Après avoir entendu la partie demanderesse, l’affaire a été mise en délibéré par mise à disposition au greffe le 20/02/2026.
EXPOSÉ DU LITIGE :
Par acte sous-seings privés n°63780 en date du 12 mai 2023, la SA BPCE [Localité 1] REUNION, prise en son établissement de la Martinique, inscrite au registre du commerce et des sociétés (RCS) de SAINT DENIS sous le n°310 838 614, a consenti à la SARL D-DRIVE, inscrite au RCS de Fort-de-France sous le n°951 690 155, un crédit-bail mobilier d’un montant de 84.900,00 € HT portant sur le financement d’un véhicule de marque DODGE modèle RAM 1500 CREW CAB SLT WARLOCK C, n°de série 1C6RR7LT3NS175843, immatriculé [Immatriculation 1], fournis par la SAS AUTOMOBLLE IMPORT MARTINIQUE, et remboursable par paiement de 60 mensualités, la première d’un montant de 6.451,61 € et les suivantes de 1.550,36 € chacune.
Ensuite de mensualités demeurées impayées, la SARL D-DRIVE a été mise en demeure, par lettre recommandée datée du 22 août 2025, revenue à son expéditeur avec la mention « pli avisé [le 28 août 2025] et non réclamé », d’avoir à régulariser la situation débitrice avant résiliation.
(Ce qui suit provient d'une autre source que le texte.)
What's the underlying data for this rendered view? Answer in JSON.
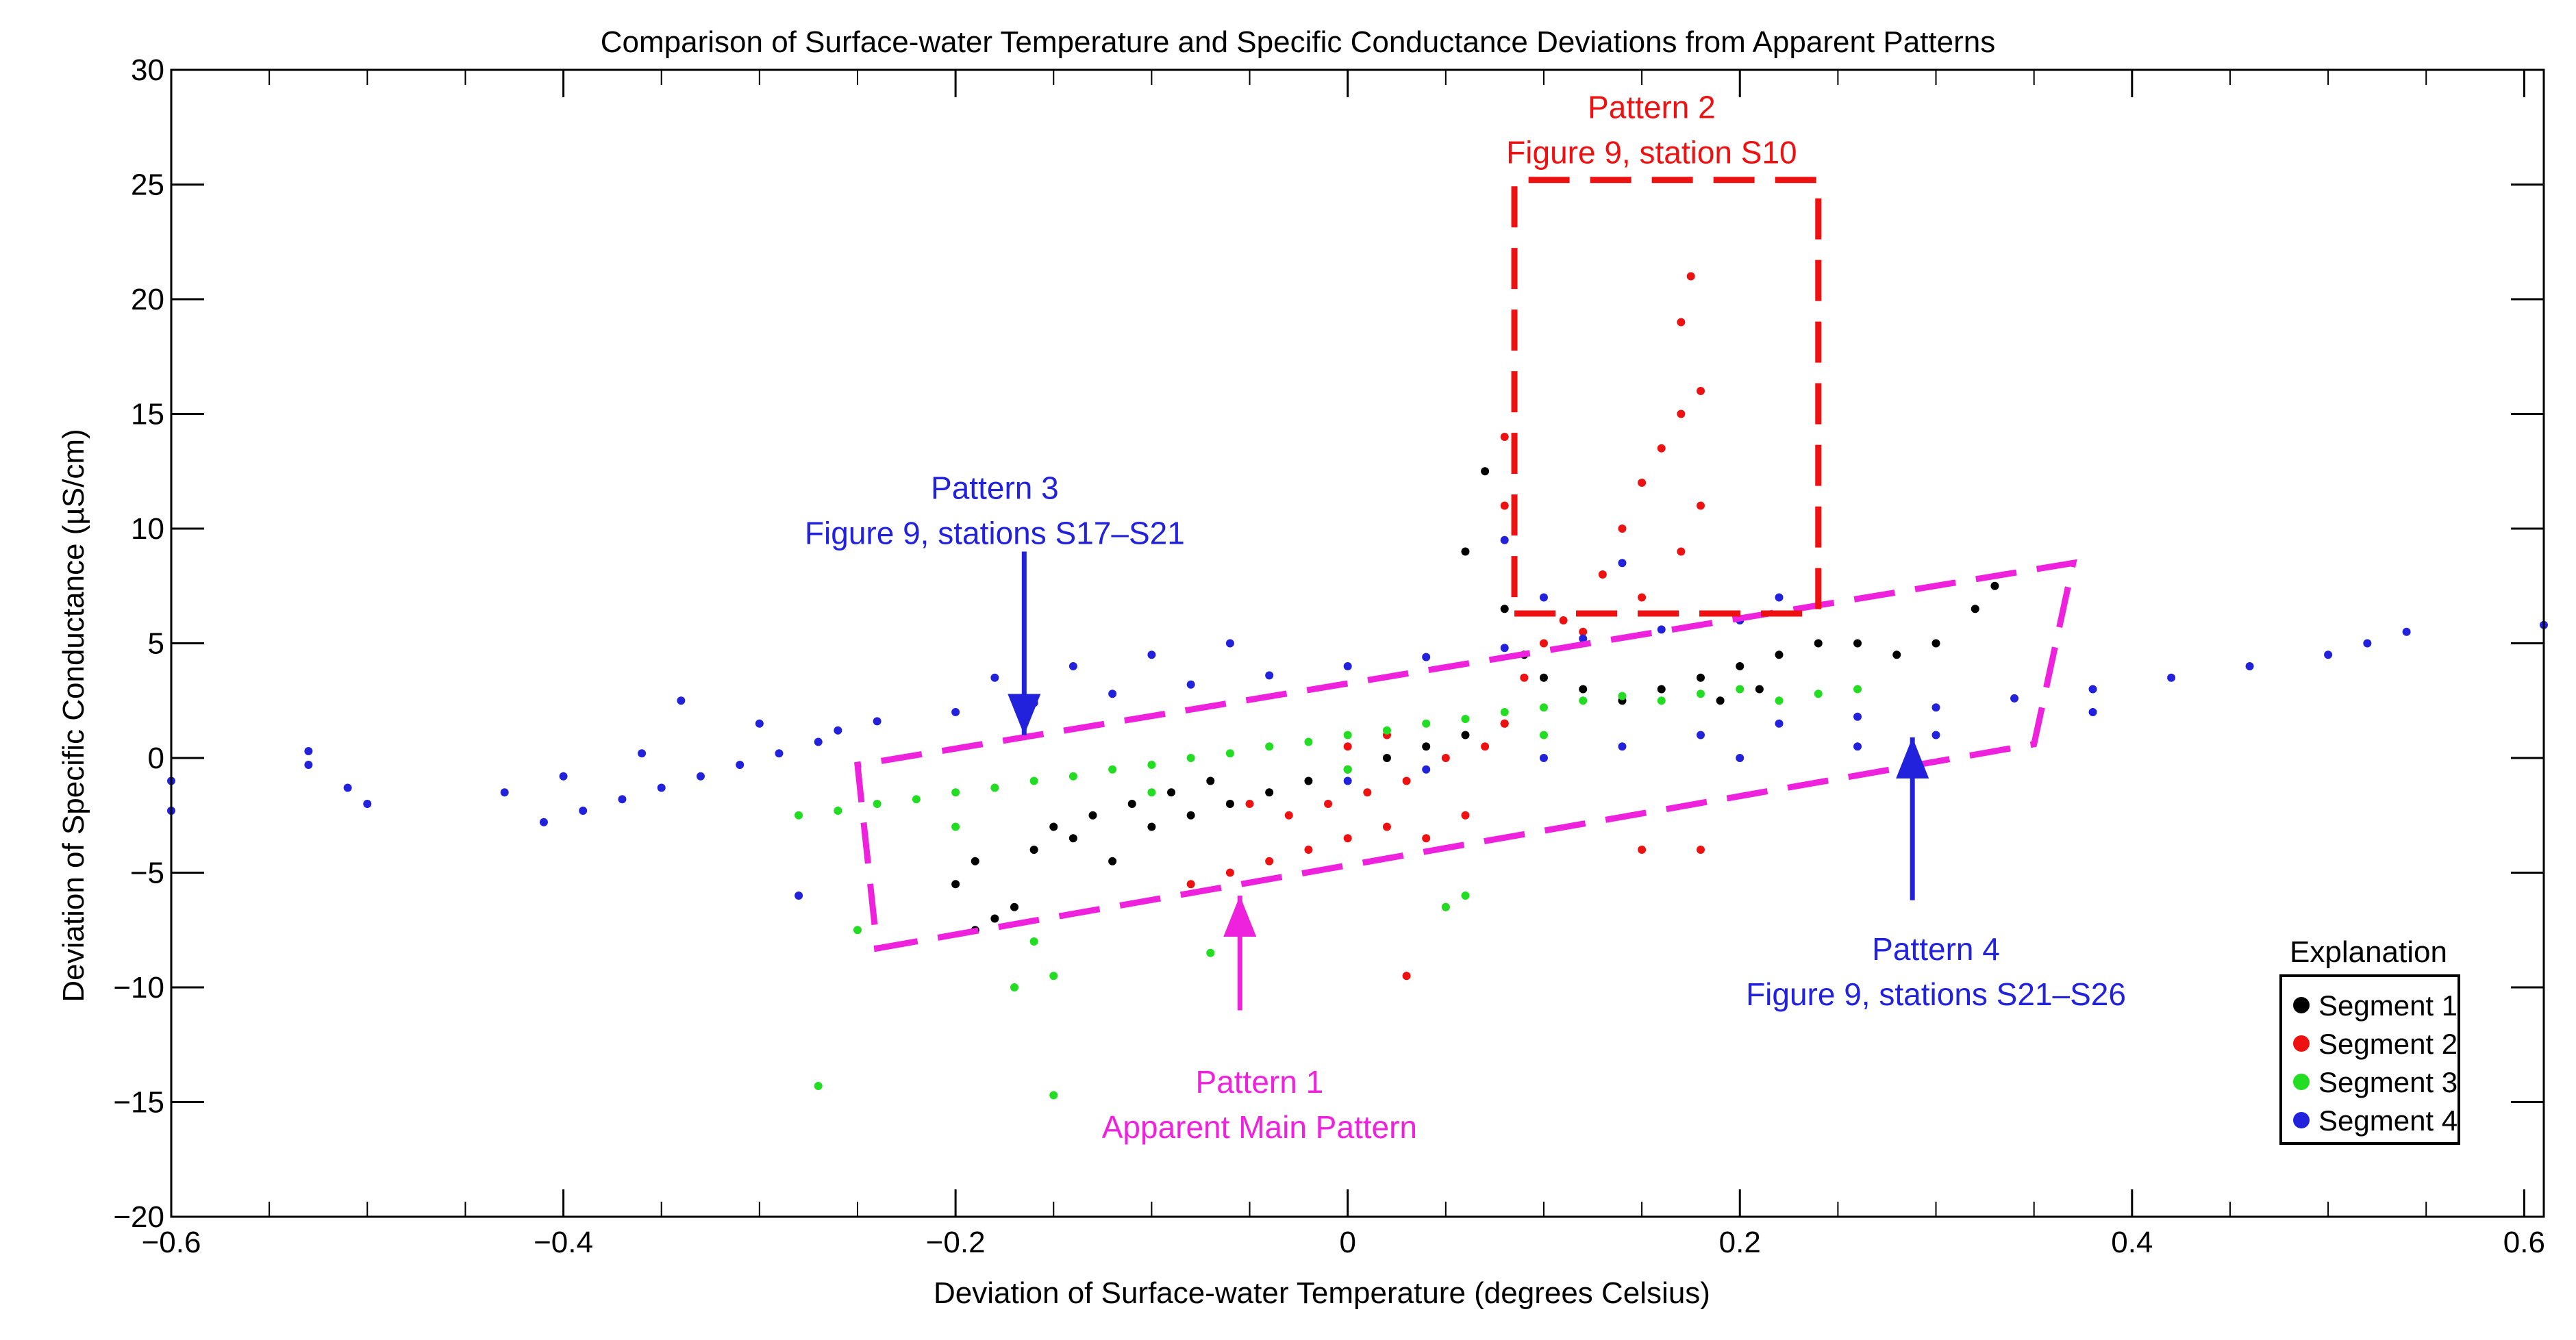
{
  "chart_data": {
    "type": "scatter",
    "title": "Comparison of Surface-water Temperature and Specific Conductance Deviations from Apparent Patterns",
    "xlabel": "Deviation of Surface-water Temperature (degrees Celsius)",
    "ylabel": "Deviation of Specific Conductance (µS/cm)",
    "xlim": [
      -0.6,
      0.61
    ],
    "ylim": [
      -20,
      30
    ],
    "xticks": [
      {
        "v": -0.6,
        "label": "−0.6"
      },
      {
        "v": -0.4,
        "label": "−0.4"
      },
      {
        "v": -0.2,
        "label": "−0.2"
      },
      {
        "v": 0,
        "label": "0"
      },
      {
        "v": 0.2,
        "label": "0.2"
      },
      {
        "v": 0.4,
        "label": "0.4"
      },
      {
        "v": 0.6,
        "label": "0.6"
      }
    ],
    "yticks": [
      {
        "v": -20,
        "label": "−20"
      },
      {
        "v": -15,
        "label": "−15"
      },
      {
        "v": -10,
        "label": "−10"
      },
      {
        "v": -5,
        "label": "−5"
      },
      {
        "v": 0,
        "label": "0"
      },
      {
        "v": 5,
        "label": "5"
      },
      {
        "v": 10,
        "label": "10"
      },
      {
        "v": 15,
        "label": "15"
      },
      {
        "v": 20,
        "label": "20"
      },
      {
        "v": 25,
        "label": "25"
      },
      {
        "v": 30,
        "label": "30"
      }
    ],
    "legend": {
      "title": "Explanation",
      "position": "bottom-right",
      "entries": [
        {
          "name": "Segment 1",
          "color": "#000000"
        },
        {
          "name": "Segment 2",
          "color": "#ee1111"
        },
        {
          "name": "Segment 3",
          "color": "#22dd22"
        },
        {
          "name": "Segment 4",
          "color": "#2222dd"
        }
      ]
    },
    "series": [
      {
        "name": "Segment 1",
        "color": "#000000",
        "points": [
          [
            -0.19,
            -7.5
          ],
          [
            -0.18,
            -7.0
          ],
          [
            -0.17,
            -6.5
          ],
          [
            -0.2,
            -5.5
          ],
          [
            -0.19,
            -4.5
          ],
          [
            -0.16,
            -4.0
          ],
          [
            -0.14,
            -3.5
          ],
          [
            -0.12,
            -4.5
          ],
          [
            -0.1,
            -3.0
          ],
          [
            -0.08,
            -2.5
          ],
          [
            -0.06,
            -2.0
          ],
          [
            -0.04,
            -1.5
          ],
          [
            -0.02,
            -1.0
          ],
          [
            0.0,
            -0.5
          ],
          [
            0.02,
            0.0
          ],
          [
            0.04,
            0.5
          ],
          [
            0.06,
            1.0
          ],
          [
            0.08,
            1.5
          ],
          [
            0.09,
            4.5
          ],
          [
            0.1,
            3.5
          ],
          [
            0.12,
            3.0
          ],
          [
            0.14,
            2.5
          ],
          [
            0.16,
            3.0
          ],
          [
            0.18,
            3.5
          ],
          [
            0.2,
            4.0
          ],
          [
            0.22,
            4.5
          ],
          [
            0.24,
            5.0
          ],
          [
            0.26,
            5.0
          ],
          [
            0.28,
            4.5
          ],
          [
            0.3,
            5.0
          ],
          [
            0.32,
            6.5
          ],
          [
            0.33,
            7.5
          ],
          [
            0.07,
            12.5
          ],
          [
            0.06,
            9.0
          ],
          [
            0.08,
            6.5
          ],
          [
            -0.15,
            -3.0
          ],
          [
            -0.13,
            -2.5
          ],
          [
            -0.11,
            -2.0
          ],
          [
            -0.09,
            -1.5
          ],
          [
            -0.07,
            -1.0
          ],
          [
            0.19,
            2.5
          ],
          [
            0.21,
            3.0
          ]
        ]
      },
      {
        "name": "Segment 2",
        "color": "#ee1111",
        "points": [
          [
            -0.08,
            -5.5
          ],
          [
            -0.06,
            -5.0
          ],
          [
            -0.04,
            -4.5
          ],
          [
            -0.02,
            -4.0
          ],
          [
            0.0,
            -3.5
          ],
          [
            0.02,
            -3.0
          ],
          [
            0.04,
            -3.5
          ],
          [
            0.05,
            -6.5
          ],
          [
            0.06,
            -2.5
          ],
          [
            -0.03,
            -2.5
          ],
          [
            -0.01,
            -2.0
          ],
          [
            0.01,
            -1.5
          ],
          [
            0.03,
            -1.0
          ],
          [
            0.05,
            0.0
          ],
          [
            0.07,
            0.5
          ],
          [
            0.08,
            1.5
          ],
          [
            0.09,
            3.5
          ],
          [
            0.1,
            5.0
          ],
          [
            0.12,
            5.5
          ],
          [
            0.13,
            8.0
          ],
          [
            0.14,
            10.0
          ],
          [
            0.15,
            12.0
          ],
          [
            0.16,
            13.5
          ],
          [
            0.17,
            15.0
          ],
          [
            0.17,
            19.0
          ],
          [
            0.175,
            21.0
          ],
          [
            0.18,
            16.0
          ],
          [
            0.18,
            11.0
          ],
          [
            0.17,
            9.0
          ],
          [
            0.15,
            7.0
          ],
          [
            0.11,
            6.0
          ],
          [
            0.08,
            14.0
          ],
          [
            0.08,
            11.0
          ],
          [
            0.03,
            -9.5
          ],
          [
            0.15,
            -4.0
          ],
          [
            0.18,
            -4.0
          ],
          [
            -0.05,
            -2.0
          ],
          [
            0.0,
            0.5
          ],
          [
            0.02,
            1.0
          ]
        ]
      },
      {
        "name": "Segment 3",
        "color": "#22dd22",
        "points": [
          [
            -0.28,
            -2.5
          ],
          [
            -0.26,
            -2.3
          ],
          [
            -0.24,
            -2.0
          ],
          [
            -0.22,
            -1.8
          ],
          [
            -0.2,
            -1.5
          ],
          [
            -0.18,
            -1.3
          ],
          [
            -0.16,
            -1.0
          ],
          [
            -0.14,
            -0.8
          ],
          [
            -0.12,
            -0.5
          ],
          [
            -0.1,
            -0.3
          ],
          [
            -0.08,
            0.0
          ],
          [
            -0.06,
            0.2
          ],
          [
            -0.04,
            0.5
          ],
          [
            -0.02,
            0.7
          ],
          [
            0.0,
            1.0
          ],
          [
            0.02,
            1.2
          ],
          [
            0.04,
            1.5
          ],
          [
            0.06,
            1.7
          ],
          [
            0.08,
            2.0
          ],
          [
            0.1,
            2.2
          ],
          [
            0.12,
            2.5
          ],
          [
            0.14,
            2.7
          ],
          [
            0.16,
            2.5
          ],
          [
            0.18,
            2.8
          ],
          [
            0.2,
            3.0
          ],
          [
            0.22,
            2.5
          ],
          [
            0.24,
            2.8
          ],
          [
            0.26,
            3.0
          ],
          [
            -0.2,
            -3.0
          ],
          [
            -0.1,
            -1.5
          ],
          [
            0.0,
            -0.5
          ],
          [
            0.1,
            1.0
          ],
          [
            -0.15,
            -9.5
          ],
          [
            -0.16,
            -8.0
          ],
          [
            -0.17,
            -10.0
          ],
          [
            -0.27,
            -14.3
          ],
          [
            -0.15,
            -14.7
          ],
          [
            -0.07,
            -8.5
          ],
          [
            -0.25,
            -7.5
          ],
          [
            0.05,
            -6.5
          ],
          [
            0.06,
            -6.0
          ]
        ]
      },
      {
        "name": "Segment 4",
        "color": "#2222dd",
        "points": [
          [
            -0.6,
            -1.0
          ],
          [
            -0.6,
            -2.3
          ],
          [
            -0.53,
            0.3
          ],
          [
            -0.53,
            -0.3
          ],
          [
            -0.51,
            -1.3
          ],
          [
            -0.5,
            -2.0
          ],
          [
            -0.43,
            -1.5
          ],
          [
            -0.41,
            -2.8
          ],
          [
            -0.39,
            -2.3
          ],
          [
            -0.37,
            -1.8
          ],
          [
            -0.35,
            -1.3
          ],
          [
            -0.33,
            -0.8
          ],
          [
            -0.31,
            -0.3
          ],
          [
            -0.29,
            0.2
          ],
          [
            -0.27,
            0.7
          ],
          [
            -0.4,
            -0.8
          ],
          [
            -0.36,
            0.2
          ],
          [
            -0.34,
            2.5
          ],
          [
            -0.3,
            1.5
          ],
          [
            -0.26,
            1.2
          ],
          [
            -0.24,
            1.6
          ],
          [
            -0.2,
            2.0
          ],
          [
            -0.16,
            2.4
          ],
          [
            -0.12,
            2.8
          ],
          [
            -0.08,
            3.2
          ],
          [
            -0.04,
            3.6
          ],
          [
            0.0,
            4.0
          ],
          [
            0.04,
            4.4
          ],
          [
            0.08,
            4.8
          ],
          [
            0.12,
            5.2
          ],
          [
            0.16,
            5.6
          ],
          [
            0.2,
            6.0
          ],
          [
            0.22,
            7.0
          ],
          [
            -0.18,
            3.5
          ],
          [
            -0.14,
            4.0
          ],
          [
            -0.1,
            4.5
          ],
          [
            -0.06,
            5.0
          ],
          [
            0.08,
            9.5
          ],
          [
            0.1,
            7.0
          ],
          [
            0.14,
            8.5
          ],
          [
            0.0,
            -1.0
          ],
          [
            0.04,
            -0.5
          ],
          [
            0.1,
            0.0
          ],
          [
            0.14,
            0.5
          ],
          [
            0.18,
            1.0
          ],
          [
            0.22,
            1.5
          ],
          [
            0.26,
            1.8
          ],
          [
            0.3,
            2.2
          ],
          [
            0.34,
            2.6
          ],
          [
            0.38,
            3.0
          ],
          [
            0.42,
            3.5
          ],
          [
            0.46,
            4.0
          ],
          [
            0.5,
            4.5
          ],
          [
            0.52,
            5.0
          ],
          [
            0.54,
            5.5
          ],
          [
            0.61,
            5.8
          ],
          [
            0.2,
            0.0
          ],
          [
            0.26,
            0.5
          ],
          [
            0.3,
            1.0
          ],
          [
            0.38,
            2.0
          ],
          [
            -0.28,
            -6.0
          ]
        ]
      }
    ],
    "boxes": [
      {
        "name": "pattern-1-box",
        "color": "#ee22dd",
        "corners": [
          [
            -0.24,
            -8.3
          ],
          [
            0.35,
            0.6
          ],
          [
            0.37,
            8.5
          ],
          [
            -0.25,
            -0.3
          ]
        ]
      },
      {
        "name": "pattern-2-box",
        "color": "#ee1111",
        "corners": [
          [
            0.085,
            6.3
          ],
          [
            0.24,
            6.3
          ],
          [
            0.24,
            25.2
          ],
          [
            0.085,
            25.2
          ]
        ]
      }
    ],
    "annotations": [
      {
        "name": "pattern-1",
        "color": "#ee22dd",
        "lines": [
          "Pattern 1",
          "Apparent Main Pattern"
        ],
        "x": -0.045,
        "y": -14.6,
        "arrow_to": [
          -0.055,
          -6.0
        ],
        "arrow_from": [
          -0.055,
          -11.0
        ]
      },
      {
        "name": "pattern-2",
        "color": "#ee1111",
        "lines": [
          "Pattern 2",
          "Figure 9, station S10"
        ],
        "x": 0.155,
        "y": 27.9
      },
      {
        "name": "pattern-3",
        "color": "#2222dd",
        "lines": [
          "Pattern 3",
          "Figure 9, stations S17–S21"
        ],
        "x": -0.18,
        "y": 11.3,
        "arrow_to": [
          -0.165,
          1.0
        ],
        "arrow_from": [
          -0.165,
          9.0
        ]
      },
      {
        "name": "pattern-4",
        "color": "#2222dd",
        "lines": [
          "Pattern 4",
          "Figure 9, stations S21–S26"
        ],
        "x": 0.3,
        "y": -8.8,
        "arrow_to": [
          0.288,
          0.9
        ],
        "arrow_from": [
          0.288,
          -6.2
        ]
      }
    ]
  }
}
Par nouvelle lettre datée du 19 septembre 2025, également revenue à son expéditeur avec la mention « pli avisé [le 23 septembre 2025] et non réclamé », la SARL D-DRIVE s’est vue notifier la résiliation du contrat susvisé, outre mise en demeure de payer une somme totale de 74.735,56 € incluant diverses sommes, à savoir : 13 538,24 € TTC au titre de 8 loyers impayés de 1.692,28 € chacun du 25/01/2025 au 25/08/2025 et 1.129,07 € d’intérêts de retard, ainsi qu’une indemnité de résiliation, tirée de l’article 11 des conditions du contrat de créditbail, comprenant paiement de 49.611,52 € au titre de 32 loyers HT de 1.550,36 € chacun du 25/09/2025 au 25/04/2028, 717,97 € de valeur résiduelle, 5.032,95 € de clause pénale et 4.705,81 € de TVA au taux de 8,5%.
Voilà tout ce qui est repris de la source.